Словарь профессора Никё счастливо избегает этого внутреннего конфликта между двумя тенденциями во французской лексикографии: вот почему, вполне сохраняя верность лучшим традициям жанра академических словарей, посвященных французскими учеными отдельным писателям (замечательные словари Бодлера, Селина, Камю, Мальро, Пруста, Флобера и т. п.), в нем, возможно помимо воли автора, воспроизводится та альтернативная, более свободная лексикографическая тенденция, которая, например, сказалась в «Критическом словаре» Жоржа Батая или в «Кратком словаре сюрреализма» Андре Бретона и Поля Элюара. Подчеркну еще раз: менее всего профессор Никё хотел бы выступить возмутителем литературоведческого спокойствия России, менее всего, наверное, ему хотелось бы, чтобы его научное начинание связывалось с мистификацией Байара или сюрреалистическими лексикографическими провокациями в духе «Критического словаря» Жоржа Батая. Тем не менее следует признать, что вызов брошен, хотя бы уже в силу того, что алфавит французского языка предполагает иной порядок словника; и если, к примеру, замечательный словарь-справочник «Достоевский: Сочинения, письма, документы» под редакцией Г. К. Щенникова и Б. Н. Тихомирова открывается статьей о «Бедных людях»[317], то французский «Словарь-Достоевский» начинается с «Подростка». Заметим, что уже в этой статье русского читателя ожидает весьма курьезный сюрприз: оказывается, президент Франции Эммануэль Макрон «по памяти», как уточняет профессор Никё, процитировал формулу Достоевского из этого романа в ходе встречи с президентом Путиным в своей летней резиденции на Лазурном берегу: «Один лишь русский, даже в наше время, то есть гораздо еще раньше, чем будет подведен всеобщий итог, получил уже способность становиться наиболее русским именно лишь тогда, когда он наиболее европеец»[318]. Правда, можно уточнить, что и в устах Макрона, и в статье профессора Никё фраза эта представлена в усеченном виде, в силу чего акцент на некоей национальной исключительности, характерной даже для этого наиболее европейского среди персонажей Достоевского, остается в тени: «Один лишь русский…» Таким образом, читателю следует быть готовым не только к определенным несоответствиям порядка слов в словнике французского словаря, но и к некоторым разночтениям значения и смысла самого текста Достоевского, представленных здесь в соответствии с иноязычной научной традицией.

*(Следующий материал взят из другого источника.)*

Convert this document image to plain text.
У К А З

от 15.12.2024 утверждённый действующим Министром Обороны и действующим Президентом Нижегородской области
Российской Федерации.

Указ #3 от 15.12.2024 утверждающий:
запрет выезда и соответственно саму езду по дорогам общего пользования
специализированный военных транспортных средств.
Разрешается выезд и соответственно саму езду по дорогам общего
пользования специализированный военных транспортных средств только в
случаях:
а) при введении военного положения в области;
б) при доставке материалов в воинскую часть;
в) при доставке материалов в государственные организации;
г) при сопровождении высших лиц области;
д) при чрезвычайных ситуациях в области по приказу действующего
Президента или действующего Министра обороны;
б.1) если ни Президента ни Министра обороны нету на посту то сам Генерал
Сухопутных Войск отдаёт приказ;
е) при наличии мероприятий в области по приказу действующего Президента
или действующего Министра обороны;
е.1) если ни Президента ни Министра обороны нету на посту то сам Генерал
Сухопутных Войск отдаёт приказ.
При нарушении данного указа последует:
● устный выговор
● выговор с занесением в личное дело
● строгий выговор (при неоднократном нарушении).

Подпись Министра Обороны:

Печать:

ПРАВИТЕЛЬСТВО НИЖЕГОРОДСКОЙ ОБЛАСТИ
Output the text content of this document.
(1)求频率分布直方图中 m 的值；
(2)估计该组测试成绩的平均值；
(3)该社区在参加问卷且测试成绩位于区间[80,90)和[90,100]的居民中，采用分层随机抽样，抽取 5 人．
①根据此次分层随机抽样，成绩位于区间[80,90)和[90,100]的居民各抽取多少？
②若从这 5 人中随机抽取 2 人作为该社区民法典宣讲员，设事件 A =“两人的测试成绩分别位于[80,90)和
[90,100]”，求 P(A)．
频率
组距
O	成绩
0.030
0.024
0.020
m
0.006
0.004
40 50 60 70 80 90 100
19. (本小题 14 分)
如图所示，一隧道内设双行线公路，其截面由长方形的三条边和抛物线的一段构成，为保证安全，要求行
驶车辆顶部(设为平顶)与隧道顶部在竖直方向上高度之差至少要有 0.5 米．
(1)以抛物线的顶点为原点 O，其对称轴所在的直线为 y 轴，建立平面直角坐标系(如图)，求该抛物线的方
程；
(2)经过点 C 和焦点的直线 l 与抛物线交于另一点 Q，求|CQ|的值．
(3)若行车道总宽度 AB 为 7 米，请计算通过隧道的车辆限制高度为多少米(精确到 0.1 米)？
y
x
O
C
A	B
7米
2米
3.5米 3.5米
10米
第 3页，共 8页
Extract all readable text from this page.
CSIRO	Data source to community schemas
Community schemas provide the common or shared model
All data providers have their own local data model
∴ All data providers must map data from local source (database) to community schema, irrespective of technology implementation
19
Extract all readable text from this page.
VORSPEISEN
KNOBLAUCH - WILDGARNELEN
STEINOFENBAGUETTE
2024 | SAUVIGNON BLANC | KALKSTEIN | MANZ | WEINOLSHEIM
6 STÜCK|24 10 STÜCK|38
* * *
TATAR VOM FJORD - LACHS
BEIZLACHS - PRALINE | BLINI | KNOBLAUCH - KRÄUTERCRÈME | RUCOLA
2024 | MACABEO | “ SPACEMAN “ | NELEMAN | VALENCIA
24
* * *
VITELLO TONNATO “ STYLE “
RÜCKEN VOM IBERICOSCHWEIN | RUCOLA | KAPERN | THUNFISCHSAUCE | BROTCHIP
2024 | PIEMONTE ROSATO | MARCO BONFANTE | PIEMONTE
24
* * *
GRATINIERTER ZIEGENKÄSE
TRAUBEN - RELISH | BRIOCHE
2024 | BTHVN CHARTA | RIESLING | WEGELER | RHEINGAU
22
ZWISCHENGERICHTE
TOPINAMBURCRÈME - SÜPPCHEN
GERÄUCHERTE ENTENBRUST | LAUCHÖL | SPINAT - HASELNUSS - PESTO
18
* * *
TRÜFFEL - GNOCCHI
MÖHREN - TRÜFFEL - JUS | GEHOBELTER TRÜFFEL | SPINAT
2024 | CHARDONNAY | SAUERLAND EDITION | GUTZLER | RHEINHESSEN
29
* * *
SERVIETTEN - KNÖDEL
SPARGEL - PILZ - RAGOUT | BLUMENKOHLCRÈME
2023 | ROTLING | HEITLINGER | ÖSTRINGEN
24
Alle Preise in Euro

В этом отношении особого внимания заслуживает статья о французских переводах сочинений русского писателя. Профессор Никё, сам многоопытный переводчик, положивший немало трудов и дней на то, чтобы различные русские писатели заговорили на французском языке, сохраняя истинное звучание своего литературного голоса, начинает статью «Переводить Достоевского» (р. 285–286) с обескураживающего для рядового читателя тезиса:
Читать Достоевского в первых переложениях (1880‐х годов) и переводах Андре Марковича, пытавшегося сохранить «сознательно неловкое и грубое» письмо Достоевского и его устное звучание, значит читать двух различных писателей.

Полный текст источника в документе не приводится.